CUNA Regulatory Comment Call

April 4, 2007

Agencies Propose Model Privacy Notices


Please feel free to fax your responses to CUNA at 202-638-7052; e-mail them to Senior Vice President and Deputy General Counsel Mary Dunn at and to Senior Assistant General Counsel Jeff Bloch at; or mail them to Mary and Jeff in c/o CUNA’s Regulatory Advocacy Department, 601 Pennsylvania Avenue, NW, South Building, Suite 600, Washington, DC 20004-2601. You may also contact us at 800-356-9655, ext. 6732, if you would like a copy of the proposal, or you may access it here.


The Gramm-Leach-Bliley Act (GLBA) requires financial institutions to provide a notice of its privacy policies and practices to consumers at the time the consumer enters into a relationship with the institution and annually after that, as long as the relationship continues. These notices must describe the institution’s polices and practices with respect to disclosing nonpublic personal information about a consumer to both affiliated and nonaffiliated third parties and provide consumers with an opportunity to request that the institution not share nonpublic personal information about the consumer with certain nonaffiliated third parties. The notices must also provide consumers with an opportunity to opt out of the sharing of certain information among affiliates, as required under the Fair Credit Reporting Act.

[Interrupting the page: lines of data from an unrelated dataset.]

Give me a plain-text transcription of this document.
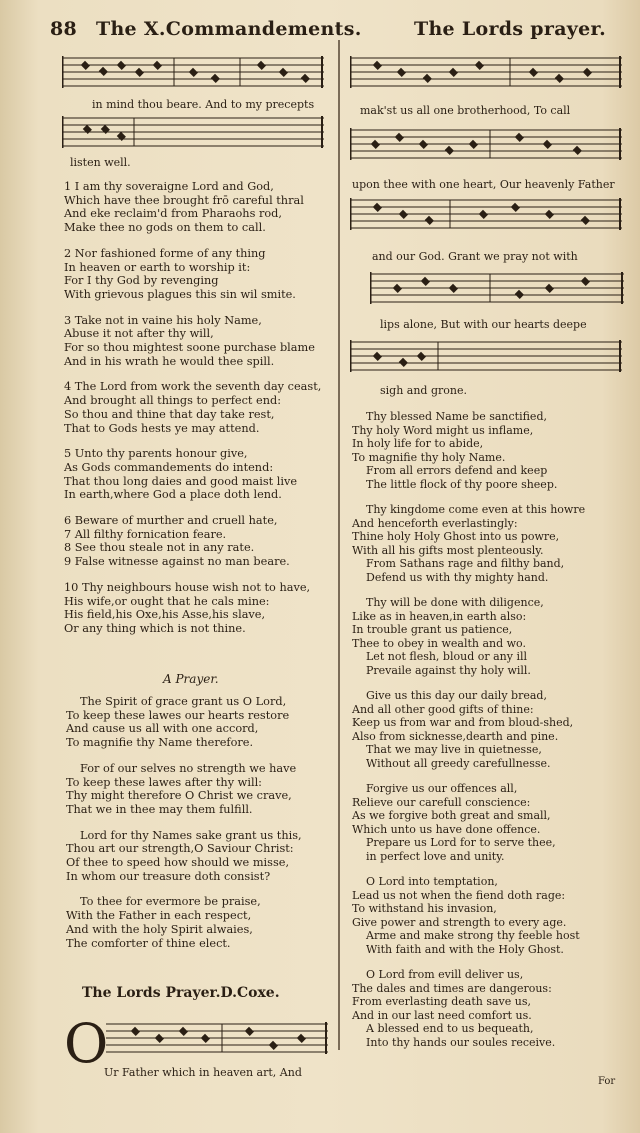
88 The X.Commandements.	The Lords prayer.
in mind thou beare. And to my precepts
listen well.

1 I am thy soveraigne Lord and God,

Which have thee brought frō careful thral

And eke reclaim'd from Pharaohs rod,

Make thee no gods on them to call.

2 Nor fashioned forme of any thing

In heaven or earth to worship it:

For I thy God by revenging

With grievous plagues this sin wil smite.

3 Take not in vaine his holy Name,

Abuse it not after thy will,

For so thou mightest soone purchase blame

And in his wrath he would thee spill.

4 The Lord from work the seventh day ceast,

And brought all things to perfect end:

So thou and thine that day take rest,

That to Gods hests ye may attend.

5 Unto thy parents honour give,

As Gods commandements do intend:

That thou long daies and good maist live

In earth,where God a place doth lend.

6 Beware of murther and cruell hate,

7 All filthy fornication feare.

8 See thou steale not in any rate.

9 False witnesse against no man beare.

10 Thy neighbours house wish not to have,

His wife,or ought that he cals mine:

His field,his Oxe,his Asse,his slave,

Or any thing which is not thine.

A Prayer.

The Spirit of grace grant us O Lord,

To keep these lawes our hearts restore

And cause us all with one accord,

To magnifie thy Name therefore.

For of our selves no strength we have

To keep these lawes after thy will:

Thy might therefore O Christ we crave,

That we in thee may them fulfill.

Lord for thy Names sake grant us this,

Thou art our strength,O Saviour Christ:

Of thee to speed how should we misse,

In whom our treasure doth consist?

To thee for evermore be praise,

With the Father in each respect,

And with the holy Spirit alwaies,

The comforter of thine elect.

The Lords Prayer.D.Coxe.
O
Ur Father which in heaven art, And
mak'st us all one brotherhood, To call
upon thee with one heart, Our heavenly Father
and our God. Grant we pray not with
lips alone, But with our hearts deepe
sigh and grone.

Thy blessed Name be sanctified,

Thy holy Word might us inflame,

In holy life for to abide,

To magnifie thy holy Name.

From all errors defend and keep

The little flock of thy poore sheep.

Thy kingdome come even at this howre

And henceforth everlastingly:

Thine holy Holy Ghost into us powre,

With all his gifts most plenteously.

From Sathans rage and filthy band,

Defend us with thy mighty hand.

Thy will be done with diligence,

Like as in heaven,in earth also:

In trouble grant us patience,

Thee to obey in wealth and wo.

Let not flesh, bloud or any ill

Prevaile against thy holy will.

Give us this day our daily bread,

And all other good gifts of thine:

Keep us from war and from bloud-shed,

Also from sicknesse,dearth and pine.

That we may live in quietnesse,

Without all greedy carefullnesse.

Forgive us our offences all,

Relieve our carefull conscience:

As we forgive both great and small,

Which unto us have done offence.

Prepare us Lord for to serve thee,

in perfect love and unity.

O Lord into temptation,

Lead us not when the fiend doth rage:

To withstand his invasion,

Give power and strength to every age.

Arme and make strong thy feeble host

With faith and with the Holy Ghost.

O Lord from evill deliver us,

The dales and times are dangerous:

From everlasting death save us,

And in our last need comfort us.

A blessed end to us bequeath,

Into thy hands our soules receive.

For
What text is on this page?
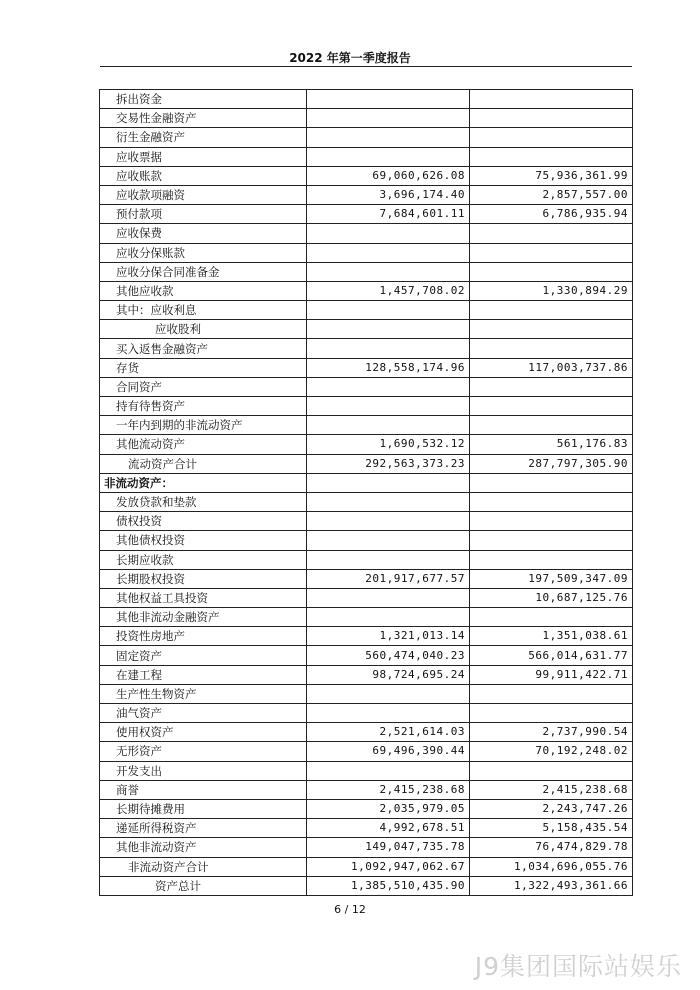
2022 年第一季度报告
拆出资金		
交易性金融资产		
衍生金融资产		
应收票据		
应收账款	69,060,626.08	75,936,361.99
应收款项融资	3,696,174.40	2,857,557.00
预付款项	7,684,601.11	6,786,935.94
应收保费		
应收分保账款		
应收分保合同准备金		
其他应收款	1,457,708.02	1,330,894.29
其中：应收利息		
应收股利		
买入返售金融资产		
存货	128,558,174.96	117,003,737.86
合同资产		
持有待售资产		
一年内到期的非流动资产		
其他流动资产	1,690,532.12	561,176.83
流动资产合计	292,563,373.23	287,797,305.90
非流动资产：		
发放贷款和垫款		
债权投资		
其他债权投资		
长期应收款		
长期股权投资	201,917,677.57	197,509,347.09
其他权益工具投资		10,687,125.76
其他非流动金融资产		
投资性房地产	1,321,013.14	1,351,038.61
固定资产	560,474,040.23	566,014,631.77
在建工程	98,724,695.24	99,911,422.71
生产性生物资产		
油气资产		
使用权资产	2,521,614.03	2,737,990.54
无形资产	69,496,390.44	70,192,248.02
开发支出		
商誉	2,415,238.68	2,415,238.68
长期待摊费用	2,035,979.05	2,243,747.26
递延所得税资产	4,992,678.51	5,158,435.54
其他非流动资产	149,047,735.78	76,474,829.78
非流动资产合计	1,092,947,062.67	1,034,696,055.76
资产总计	1,385,510,435.90	1,322,493,361.66
6 / 12
J9集团国际站娱乐
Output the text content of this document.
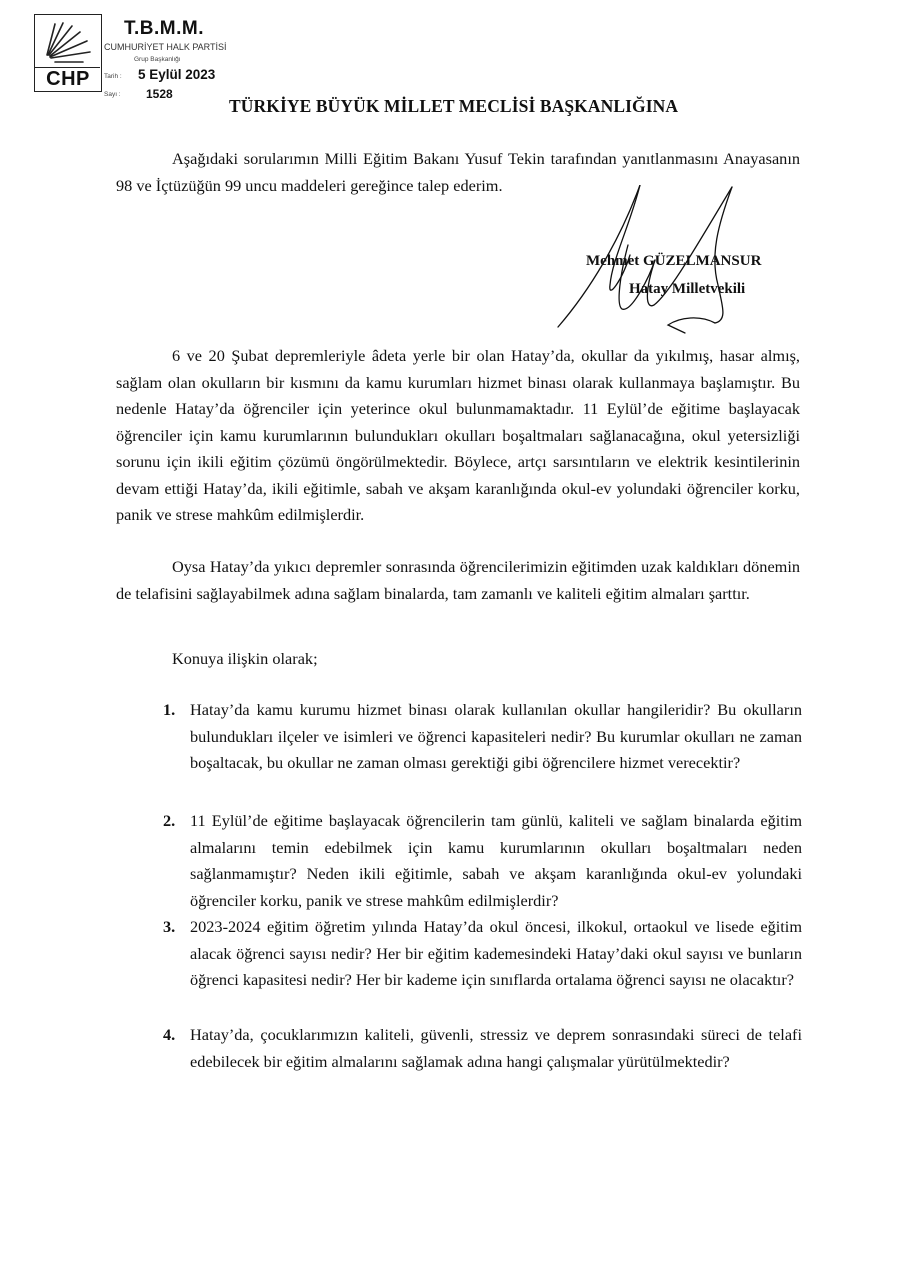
CHP
T.B.M.M.
CUMHURİYET HALK PARTİSİ
Grup Başkanlığı
Tarih : 5 Eylül 2023
Sayı : 1528
TÜRKİYE BÜYÜK MİLLET MECLİSİ BAŞKANLIĞINA
Aşağıdaki sorularımın Milli Eğitim Bakanı Yusuf Tekin tarafından yanıtlanmasını Anayasanın 98 ve İçtüzüğün 99 uncu maddeleri gereğince talep ederim.
Mehmet GÜZELMANSUR
Hatay Milletvekili
6 ve 20 Şubat depremleriyle âdeta yerle bir olan Hatay’da, okullar da yıkılmış, hasar almış, sağlam olan okulların bir kısmını da kamu kurumları hizmet binası olarak kullanmaya başlamıştır. Bu nedenle Hatay’da öğrenciler için yeterince okul bulunmamaktadır. 11 Eylül’de eğitime başlayacak öğrenciler için kamu kurumlarının bulundukları okulları boşaltmaları sağlanacağına, okul yetersizliği sorunu için ikili eğitim çözümü öngörülmektedir. Böylece, artçı sarsıntıların ve elektrik kesintilerinin devam ettiği Hatay’da, ikili eğitimle, sabah ve akşam karanlığında okul-ev yolundaki öğrenciler korku, panik ve strese mahkûm edilmişlerdir.
Oysa Hatay’da yıkıcı depremler sonrasında öğrencilerimizin eğitimden uzak kaldıkları dönemin de telafisini sağlayabilmek adına sağlam binalarda, tam zamanlı ve kaliteli eğitim almaları şarttır.
Konuya ilişkin olarak;
1. Hatay’da kamu kurumu hizmet binası olarak kullanılan okullar hangileridir? Bu okulların bulundukları ilçeler ve isimleri ve öğrenci kapasiteleri nedir? Bu kurumlar okulları ne zaman boşaltacak, bu okullar ne zaman olması gerektiği gibi öğrencilere hizmet verecektir?
2. 11 Eylül’de eğitime başlayacak öğrencilerin tam günlü, kaliteli ve sağlam binalarda eğitim almalarını temin edebilmek için kamu kurumlarının okulları boşaltmaları neden sağlanmamıştır? Neden ikili eğitimle, sabah ve akşam karanlığında okul-ev yolundaki öğrenciler korku, panik ve strese mahkûm edilmişlerdir?
3. 2023-2024 eğitim öğretim yılında Hatay’da okul öncesi, ilkokul, ortaokul ve lisede eğitim alacak öğrenci sayısı nedir? Her bir eğitim kademesindeki Hatay’daki okul sayısı ve bunların öğrenci kapasitesi nedir? Her bir kademe için sınıflarda ortalama öğrenci sayısı ne olacaktır?
4. Hatay’da, çocuklarımızın kaliteli, güvenli, stressiz ve deprem sonrasındaki süreci de telafi edebilecek bir eğitim almalarını sağlamak adına hangi çalışmalar yürütülmektedir?
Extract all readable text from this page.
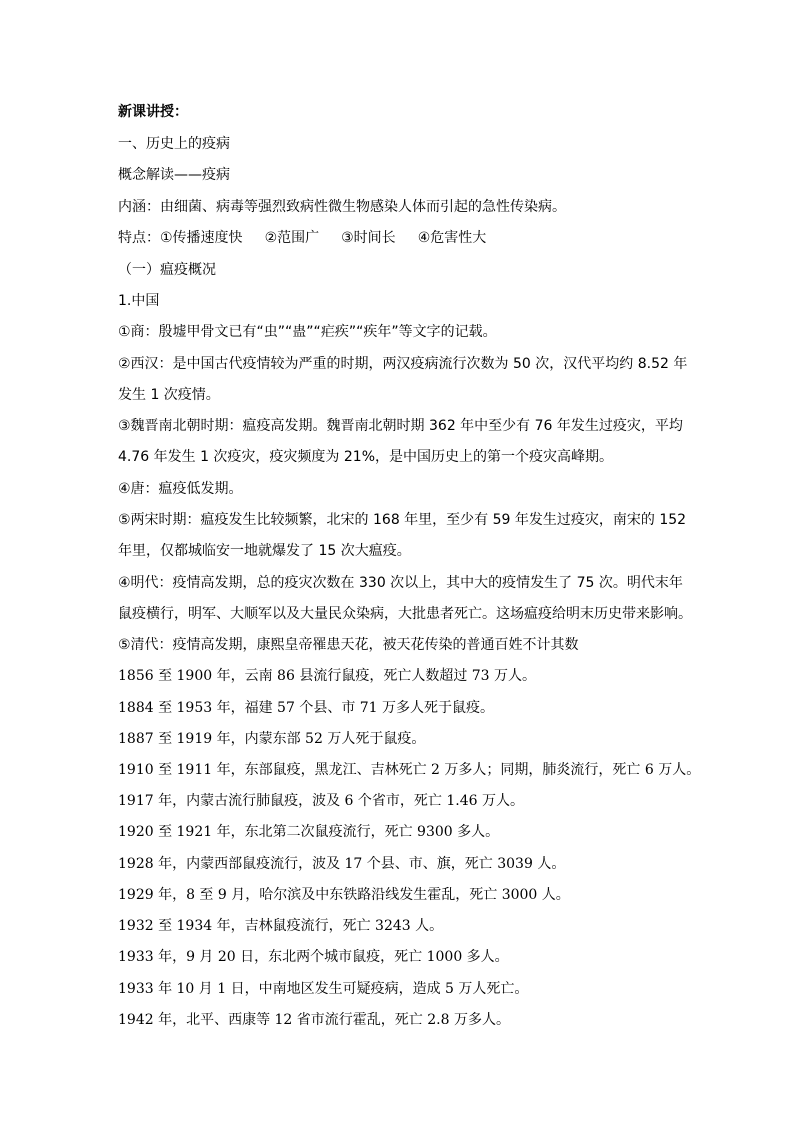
新课讲授：
一、历史上的疫病
概念解读——疫病
内涵：由细菌、病毒等强烈致病性微生物感染人体而引起的急性传染病。
特点：①传播速度快 ②范围广 ③时间长 ④危害性大
（一）瘟疫概况
1.中国
①商：殷墟甲骨文已有“虫”“蛊”“疟疾”“疾年”等文字的记载。
②西汉：是中国古代疫情较为严重的时期，两汉疫病流行次数为 50 次，汉代平均约 8.52 年
发生 1 次疫情。
③魏晋南北朝时期：瘟疫高发期。魏晋南北朝时期 362 年中至少有 76 年发生过疫灾，平均
4.76 年发生 1 次疫灾，疫灾频度为 21%，是中国历史上的第一个疫灾高峰期。
④唐：瘟疫低发期。
⑤两宋时期：瘟疫发生比较频繁，北宋的 168 年里，至少有 59 年发生过疫灾，南宋的 152
年里，仅都城临安一地就爆发了 15 次大瘟疫。
④明代：疫情高发期，总的疫灾次数在 330 次以上，其中大的疫情发生了 75 次。明代末年
鼠疫横行，明军、大顺军以及大量民众染病，大批患者死亡。这场瘟疫给明末历史带来影响。
⑤清代：疫情高发期，康熙皇帝罹患天花，被天花传染的普通百姓不计其数
1856 至 1900 年，云南 86 县流行鼠疫，死亡人数超过 73 万人。
1884 至 1953 年，福建 57 个县、市 71 万多人死于鼠疫。
1887 至 1919 年，内蒙东部 52 万人死于鼠疫。
1910 至 1911 年，东部鼠疫，黑龙江、吉林死亡 2 万多人；同期，肺炎流行，死亡 6 万人。
1917 年，内蒙古流行肺鼠疫，波及 6 个省市，死亡 1.46 万人。
1920 至 1921 年，东北第二次鼠疫流行，死亡 9300 多人。
1928 年，内蒙西部鼠疫流行，波及 17 个县、市、旗，死亡 3039 人。
1929 年，8 至 9 月，哈尔滨及中东铁路沿线发生霍乱，死亡 3000 人。
1932 至 1934 年，吉林鼠疫流行，死亡 3243 人。
1933 年，9 月 20 日，东北两个城市鼠疫，死亡 1000 多人。
1933 年 10 月 1 日，中南地区发生可疑疫病，造成 5 万人死亡。
1942 年，北平、西康等 12 省市流行霍乱，死亡 2.8 万多人。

NCUA and the other financial institution regulators published final rules in 2000 to implement the GLBA privacy provisions. The rules outline specific items of information that must be included in the privacy notices, along with sample clauses that institutions may use. No specific format or wording is required. Institutions may design their own notices based on their individual privacy practices, as long as the notices are “clear and conspicuous” and otherwise comply with the rules.

The financial institutions industry, consumers, privacy advocates, Congress, and the regulators all recognize that many of the privacy notices that have been issued have been long and complex. There is also recognition that the privacy notices are very difficult to compare with those of other financial institutions, even those with identical privacy policies, since the rules allow significant flexibility with regard to designing the notices.

In December 2003, the financial institution regulators issued a request for comment on ways in which these privacy notices can be improved. Click here for CUNA’s comments in response to this request.

In September 2004, the regulators initiated a project and hired a consultant to develop an alternative privacy notice. The regulatory relief law that was enacted in October 2006 directed the regulators to develop a model form that financial institutions may use to make the required privacy disclosures and which would also guarantee compliance with the privacy notice requirements. The goal of the model form is to provide the information in a standardized manner that is easily understood and which also allows consumers to compare privacy practices among financial institutions.


The proposal incorporates the model privacy notice that was developed as a result of the project that was initiated in September 2004, which the regulators believe meets the goals and requirements of the recently enacted regulatory relief law. Institutions that want to guarantee compliance with the privacy notice requirements must use the model form and, unless otherwise noted in the proposal, cannot vary the content and format or include additional information. Institutions may also not incorporate this model into any other document.

While the model form guarantees compliance, institutions can continue to use other types of notices that vary from the model, as long as they comply with the 2000 privacy rules. This may include the notices that institutions currently use, although the regulators believe that the notices currently used by the larger institutions are complex and not easily understood by consumers. However, these criticisms are not necessarily directed at the shorter notices that credit unions and others use, especially the simplified notices used by institutions that do not have affiliates, or credit union service corporations, and that do not share nonpublic personal information with nonaffiliated third parties in situations in which the consumer has the ability to opt-out of the information-sharing.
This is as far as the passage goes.